Saturday, May 10, 2014

Review: (Toronto / Opera) Don Quichotte

Just My Imagination
by Shannon Christy

Every country has its myths.  The United States believes they are a beacon for freedom and democracy. Canada believes that it is a nice country. The French believe that people are inherently rational. Hence it is of little surprise that after having survived a crushing defeat to Prussia because of the irrational aspirations of Napoleon III, the brilliant French opera composer Jules Massenet turned Don Quichotte into an opera. Both he and Miguel Cervantes had seen their ideals bashed against reality and both looked to the errant knight and his island of dreams as a refuge and an excuse to continue. The Seattle production of Don Quichotte presented by the COC provides the music, stunning performers, and a reproduction of the original but it fails to provide the imagination to connect our flawed world to the flawed world of a France eclipsed by the pragmatic Prussians of the 19th century or a Spain of the 16th century lost to the Inquisition and awash in gold and corruption.  That is unfortunate because if there ever was a time when the island of dreams would be a pleasant respite from a cold reality that time is now.

The music and the performers set this show apart and it must be said that the audience adored both.  Conductor Johannes Debus does an excellent job at providing the tempo and guiding us through 16th century Spain. The violin solo at the beginning of Act IV floats on the air and is such a pleasant and subtle departure from the initial bombastic opening scene of the small Spanish village in Act I. Yet Mr. Debus carries us through both successfully allowing the music to set the scene for one of the most amazing contemporary bass voices of our time, Ferruccio Furlanetto, as Don Quichotte. 

Despite the fact that Mr. Furlanetto has a strange French accent at times, accent coaches Rosemarie Landry and Jason Nedecky still have some work left on their plate, his vocal talents are amazing and the description provided in his bio regarding his vast range and thundering vocal power is spot on.  While listening to his voice you do believe that miracles can happen, that a benevolent God does exist, and that true beauty is all around us. His acting performance is no less and one is led to glimpse at the Dragon in lieu of windmills, that castle on the Guadalquivir, or the island of dreams.  

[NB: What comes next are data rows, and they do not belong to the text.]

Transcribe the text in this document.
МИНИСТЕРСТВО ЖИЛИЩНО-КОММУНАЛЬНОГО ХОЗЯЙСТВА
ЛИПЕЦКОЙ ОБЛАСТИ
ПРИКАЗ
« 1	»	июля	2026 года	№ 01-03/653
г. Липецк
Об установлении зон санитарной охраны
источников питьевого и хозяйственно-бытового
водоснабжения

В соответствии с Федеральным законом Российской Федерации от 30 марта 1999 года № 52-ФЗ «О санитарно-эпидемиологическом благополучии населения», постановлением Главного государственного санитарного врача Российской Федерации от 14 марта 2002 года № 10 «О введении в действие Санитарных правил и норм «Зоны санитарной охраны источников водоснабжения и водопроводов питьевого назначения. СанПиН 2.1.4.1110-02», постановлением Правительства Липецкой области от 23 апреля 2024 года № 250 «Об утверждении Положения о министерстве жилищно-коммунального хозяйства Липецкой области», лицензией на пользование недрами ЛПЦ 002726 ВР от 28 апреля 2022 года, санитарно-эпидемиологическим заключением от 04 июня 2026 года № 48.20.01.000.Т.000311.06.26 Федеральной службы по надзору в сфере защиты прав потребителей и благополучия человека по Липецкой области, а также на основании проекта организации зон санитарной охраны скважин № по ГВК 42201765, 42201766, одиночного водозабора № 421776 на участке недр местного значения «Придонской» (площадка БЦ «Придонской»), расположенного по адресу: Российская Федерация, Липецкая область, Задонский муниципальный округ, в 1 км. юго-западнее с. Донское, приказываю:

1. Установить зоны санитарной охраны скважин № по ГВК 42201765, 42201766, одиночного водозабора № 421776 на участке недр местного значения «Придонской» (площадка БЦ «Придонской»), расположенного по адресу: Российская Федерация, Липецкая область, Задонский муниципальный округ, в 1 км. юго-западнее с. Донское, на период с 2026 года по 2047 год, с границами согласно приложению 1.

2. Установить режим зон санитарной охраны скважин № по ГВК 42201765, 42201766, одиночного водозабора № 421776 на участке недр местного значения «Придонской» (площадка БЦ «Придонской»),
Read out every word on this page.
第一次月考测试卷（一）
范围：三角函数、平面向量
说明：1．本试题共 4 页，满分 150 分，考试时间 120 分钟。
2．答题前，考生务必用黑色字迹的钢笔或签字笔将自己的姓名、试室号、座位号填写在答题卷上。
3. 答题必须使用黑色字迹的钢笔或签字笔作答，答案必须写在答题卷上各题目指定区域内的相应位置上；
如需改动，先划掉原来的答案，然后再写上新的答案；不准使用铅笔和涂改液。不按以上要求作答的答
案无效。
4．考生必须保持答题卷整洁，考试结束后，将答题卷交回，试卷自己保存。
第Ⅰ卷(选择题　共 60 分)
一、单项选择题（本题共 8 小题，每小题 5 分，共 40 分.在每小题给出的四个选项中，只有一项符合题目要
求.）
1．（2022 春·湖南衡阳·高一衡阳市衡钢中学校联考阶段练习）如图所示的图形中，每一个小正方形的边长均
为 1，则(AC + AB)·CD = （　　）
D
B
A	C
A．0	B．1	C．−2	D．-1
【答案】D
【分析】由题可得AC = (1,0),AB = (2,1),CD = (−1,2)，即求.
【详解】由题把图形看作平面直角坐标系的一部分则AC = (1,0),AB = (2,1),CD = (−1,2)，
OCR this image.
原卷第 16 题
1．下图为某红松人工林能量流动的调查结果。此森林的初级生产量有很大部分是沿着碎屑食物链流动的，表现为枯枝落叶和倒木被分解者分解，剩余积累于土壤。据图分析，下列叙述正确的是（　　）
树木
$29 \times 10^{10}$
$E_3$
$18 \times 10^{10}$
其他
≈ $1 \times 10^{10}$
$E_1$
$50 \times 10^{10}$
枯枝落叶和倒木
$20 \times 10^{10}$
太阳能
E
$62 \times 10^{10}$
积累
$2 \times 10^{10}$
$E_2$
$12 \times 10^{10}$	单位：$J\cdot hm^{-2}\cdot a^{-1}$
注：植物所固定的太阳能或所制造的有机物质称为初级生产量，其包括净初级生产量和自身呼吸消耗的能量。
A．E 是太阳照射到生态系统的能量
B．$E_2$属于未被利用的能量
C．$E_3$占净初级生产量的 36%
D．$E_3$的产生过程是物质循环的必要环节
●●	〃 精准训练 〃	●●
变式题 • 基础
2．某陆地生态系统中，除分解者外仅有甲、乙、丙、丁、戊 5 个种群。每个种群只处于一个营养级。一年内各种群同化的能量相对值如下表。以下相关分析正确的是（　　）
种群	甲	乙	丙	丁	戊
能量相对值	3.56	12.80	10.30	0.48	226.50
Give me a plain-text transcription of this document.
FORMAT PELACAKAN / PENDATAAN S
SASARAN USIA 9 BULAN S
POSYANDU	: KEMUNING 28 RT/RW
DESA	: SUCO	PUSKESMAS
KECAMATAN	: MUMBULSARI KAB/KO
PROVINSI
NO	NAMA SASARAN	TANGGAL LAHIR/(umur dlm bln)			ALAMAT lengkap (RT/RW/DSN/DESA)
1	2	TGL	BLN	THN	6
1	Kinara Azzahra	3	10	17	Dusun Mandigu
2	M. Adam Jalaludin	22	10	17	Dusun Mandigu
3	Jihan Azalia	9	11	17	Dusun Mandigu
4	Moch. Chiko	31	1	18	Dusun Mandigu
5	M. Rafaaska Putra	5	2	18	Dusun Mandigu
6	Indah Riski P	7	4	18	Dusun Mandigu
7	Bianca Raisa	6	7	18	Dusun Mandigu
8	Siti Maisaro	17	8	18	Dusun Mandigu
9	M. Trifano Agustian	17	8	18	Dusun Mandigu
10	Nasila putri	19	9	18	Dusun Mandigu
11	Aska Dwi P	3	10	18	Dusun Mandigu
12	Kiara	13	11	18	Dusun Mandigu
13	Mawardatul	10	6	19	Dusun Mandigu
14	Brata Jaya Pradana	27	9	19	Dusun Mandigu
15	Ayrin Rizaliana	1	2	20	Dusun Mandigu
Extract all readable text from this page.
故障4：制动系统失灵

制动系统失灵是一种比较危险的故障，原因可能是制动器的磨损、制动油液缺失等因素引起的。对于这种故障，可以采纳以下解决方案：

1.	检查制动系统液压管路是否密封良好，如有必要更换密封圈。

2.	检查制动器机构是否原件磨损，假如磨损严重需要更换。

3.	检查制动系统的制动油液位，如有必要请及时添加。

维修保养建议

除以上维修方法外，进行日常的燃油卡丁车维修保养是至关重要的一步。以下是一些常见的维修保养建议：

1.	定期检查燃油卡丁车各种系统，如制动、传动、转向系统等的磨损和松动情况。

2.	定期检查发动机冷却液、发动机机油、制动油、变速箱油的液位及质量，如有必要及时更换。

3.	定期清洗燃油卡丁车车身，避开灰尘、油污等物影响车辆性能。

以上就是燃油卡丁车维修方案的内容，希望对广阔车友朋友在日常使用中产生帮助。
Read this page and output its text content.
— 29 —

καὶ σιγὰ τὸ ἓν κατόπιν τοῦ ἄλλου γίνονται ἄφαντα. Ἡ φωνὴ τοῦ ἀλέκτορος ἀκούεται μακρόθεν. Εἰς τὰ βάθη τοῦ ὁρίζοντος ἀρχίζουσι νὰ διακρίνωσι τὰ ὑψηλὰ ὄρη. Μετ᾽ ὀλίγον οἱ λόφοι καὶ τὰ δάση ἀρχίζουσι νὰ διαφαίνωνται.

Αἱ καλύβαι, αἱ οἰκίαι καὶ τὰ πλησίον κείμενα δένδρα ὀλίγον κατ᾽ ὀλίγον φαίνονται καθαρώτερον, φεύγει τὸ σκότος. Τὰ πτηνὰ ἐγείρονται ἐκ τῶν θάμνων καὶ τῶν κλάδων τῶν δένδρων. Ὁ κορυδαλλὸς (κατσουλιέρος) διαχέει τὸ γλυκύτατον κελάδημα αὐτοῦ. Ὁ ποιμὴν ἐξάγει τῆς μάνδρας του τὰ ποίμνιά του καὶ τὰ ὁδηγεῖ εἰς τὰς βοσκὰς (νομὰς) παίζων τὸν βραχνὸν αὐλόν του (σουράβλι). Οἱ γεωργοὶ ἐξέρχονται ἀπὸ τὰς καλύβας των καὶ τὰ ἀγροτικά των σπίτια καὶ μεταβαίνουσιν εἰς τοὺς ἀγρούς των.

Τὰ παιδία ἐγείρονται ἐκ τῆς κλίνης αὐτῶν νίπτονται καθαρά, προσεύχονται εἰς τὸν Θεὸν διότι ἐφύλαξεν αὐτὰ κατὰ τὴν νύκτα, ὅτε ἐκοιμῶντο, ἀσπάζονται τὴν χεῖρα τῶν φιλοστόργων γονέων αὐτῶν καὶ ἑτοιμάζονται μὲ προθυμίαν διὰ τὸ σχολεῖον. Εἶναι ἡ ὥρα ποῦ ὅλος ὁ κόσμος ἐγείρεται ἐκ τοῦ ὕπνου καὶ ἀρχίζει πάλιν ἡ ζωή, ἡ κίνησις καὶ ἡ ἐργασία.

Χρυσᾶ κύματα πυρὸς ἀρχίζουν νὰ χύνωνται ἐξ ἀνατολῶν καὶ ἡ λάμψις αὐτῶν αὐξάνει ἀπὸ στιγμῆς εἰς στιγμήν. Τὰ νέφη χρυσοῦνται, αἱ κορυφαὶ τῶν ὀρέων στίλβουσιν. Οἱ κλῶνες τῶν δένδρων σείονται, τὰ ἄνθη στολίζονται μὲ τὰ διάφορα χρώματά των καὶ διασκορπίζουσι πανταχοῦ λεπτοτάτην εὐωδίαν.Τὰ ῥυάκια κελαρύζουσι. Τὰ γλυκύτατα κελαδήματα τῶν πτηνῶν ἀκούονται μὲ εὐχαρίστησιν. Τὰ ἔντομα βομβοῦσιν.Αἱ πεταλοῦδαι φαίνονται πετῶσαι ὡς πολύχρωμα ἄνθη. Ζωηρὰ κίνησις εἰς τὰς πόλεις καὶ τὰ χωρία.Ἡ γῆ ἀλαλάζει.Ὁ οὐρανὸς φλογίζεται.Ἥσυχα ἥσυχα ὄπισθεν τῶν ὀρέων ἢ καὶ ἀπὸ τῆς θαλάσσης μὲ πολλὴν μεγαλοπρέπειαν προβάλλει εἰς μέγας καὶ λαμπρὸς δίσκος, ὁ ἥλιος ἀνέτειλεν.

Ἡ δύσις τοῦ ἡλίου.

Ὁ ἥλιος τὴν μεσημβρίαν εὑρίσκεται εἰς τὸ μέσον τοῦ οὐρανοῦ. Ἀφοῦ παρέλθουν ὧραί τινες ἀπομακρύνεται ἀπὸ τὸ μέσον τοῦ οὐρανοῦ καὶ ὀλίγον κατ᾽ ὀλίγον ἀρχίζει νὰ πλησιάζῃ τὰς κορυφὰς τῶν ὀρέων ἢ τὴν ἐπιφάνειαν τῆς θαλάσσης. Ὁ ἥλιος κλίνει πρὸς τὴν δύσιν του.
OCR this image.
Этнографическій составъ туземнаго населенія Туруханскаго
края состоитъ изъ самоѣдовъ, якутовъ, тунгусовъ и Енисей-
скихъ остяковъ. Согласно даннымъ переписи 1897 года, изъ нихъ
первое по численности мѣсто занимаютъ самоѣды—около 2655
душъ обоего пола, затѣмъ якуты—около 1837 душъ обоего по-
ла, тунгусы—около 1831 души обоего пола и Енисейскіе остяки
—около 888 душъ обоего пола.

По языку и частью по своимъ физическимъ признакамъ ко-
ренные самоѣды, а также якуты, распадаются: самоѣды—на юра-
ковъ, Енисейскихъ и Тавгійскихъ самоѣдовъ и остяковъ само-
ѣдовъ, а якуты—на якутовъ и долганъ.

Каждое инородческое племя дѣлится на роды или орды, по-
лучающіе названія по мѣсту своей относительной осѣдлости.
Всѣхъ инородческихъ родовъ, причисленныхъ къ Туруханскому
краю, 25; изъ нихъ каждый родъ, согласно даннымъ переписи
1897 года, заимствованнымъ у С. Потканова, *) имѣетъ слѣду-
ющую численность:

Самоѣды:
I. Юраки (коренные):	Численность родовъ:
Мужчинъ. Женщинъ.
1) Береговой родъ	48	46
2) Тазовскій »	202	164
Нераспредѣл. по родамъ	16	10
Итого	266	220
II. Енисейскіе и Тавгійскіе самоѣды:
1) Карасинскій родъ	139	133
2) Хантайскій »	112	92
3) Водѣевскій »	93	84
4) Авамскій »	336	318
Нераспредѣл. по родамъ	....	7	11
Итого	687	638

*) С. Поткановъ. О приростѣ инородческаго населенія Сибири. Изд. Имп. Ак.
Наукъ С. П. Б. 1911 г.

His inspiration and counter point is Dulcinée. The sensual mezzo-soprano Anita Rachvelishvili, certainly can boast of an incredible range as well. Her introduction in Act I and her lament for the tedium of life in Act IV are sweet and provocative evidence of her talent. Her acting talent matches her voice and in front of us, we actually see the unfaithful, yet melancholic aspiring dreamer who could not commit to an idealist who deserved better.

In this vein Quinn Kelsey stands out as the less than faithful squire to Don Quichotte, Sancho Panza.  Sancho realizes that Don Quichotte is a fool but he is his fool and along with his foolish antics, attacking windmills, he bears witness to the miracle of Don Quichotte’s idealism. Mr. Kelsey is an accomplished artist and you feel his sympathy for his master, his desire to protect him from the barbs and ridicule, and his despair at the loss of such a noble spirit. 

All the above are good enough reasons to see this show. That cannot be said for the set. The show starts off promising enough with an Alice in Wonderland feel of Spaniards dancing in the middle of enormous books and quills but it ends there. From there we are covered in realism and the most boring conventionalism. Real Spanish costume remakes from the 17th century, real horses, and a mustached Don Quichotte former high school students would recognize a mile away. 

Donald Eastman’s set for Don Quichotte, and Christina Poddubiuk’s costumes, leave the impression of a very real lack of imagination.  So much so that one’s own imagination is fired up just thinking of the unexploited possibilities at hand.

Why not have Don Quichotte as some idealist Hippy priest that believes in liberation theology and looks to create a Shangri La in Mexico, surrounded by Federalias, Zetas, Narcos, and corrupt officials who behead the children of their foes as examples of their ferocity and yet are smitten by this idealist?

What if in a dark twisted reading of the piece, Don Quichotte was in fact high on whatever and weed, not idealism, was in fact the fabric of our hero’s dreams?

No. Instead we get an exact reproduction complete with nonsensical connections such as a windmill with sails that turn into a feather, which is a quill. We understand that Don Quichotte has lost his mind to his books and that the books of the 17th century were written with quills but this does not mean that the giants that Don Quichotte are facing are feathered in his mind or that the windmills turn into giant birds. 

And exactly what did Christina Poddubiuk do for the costumes? Did she go Wikipedia and look up clothes of Spain during the height of the Spanish Empire? 

Still if you are looking for some astonishing musical scores and some great performances this is a show that should not be missed. If, however, you are looking for the reason that Spanish is often referred to as the language of Cervantes and a little respite from a world besotted with materialism, narcissism, and greed, in an island of dreams then I suggest you grab the book Don Quichotte and read it.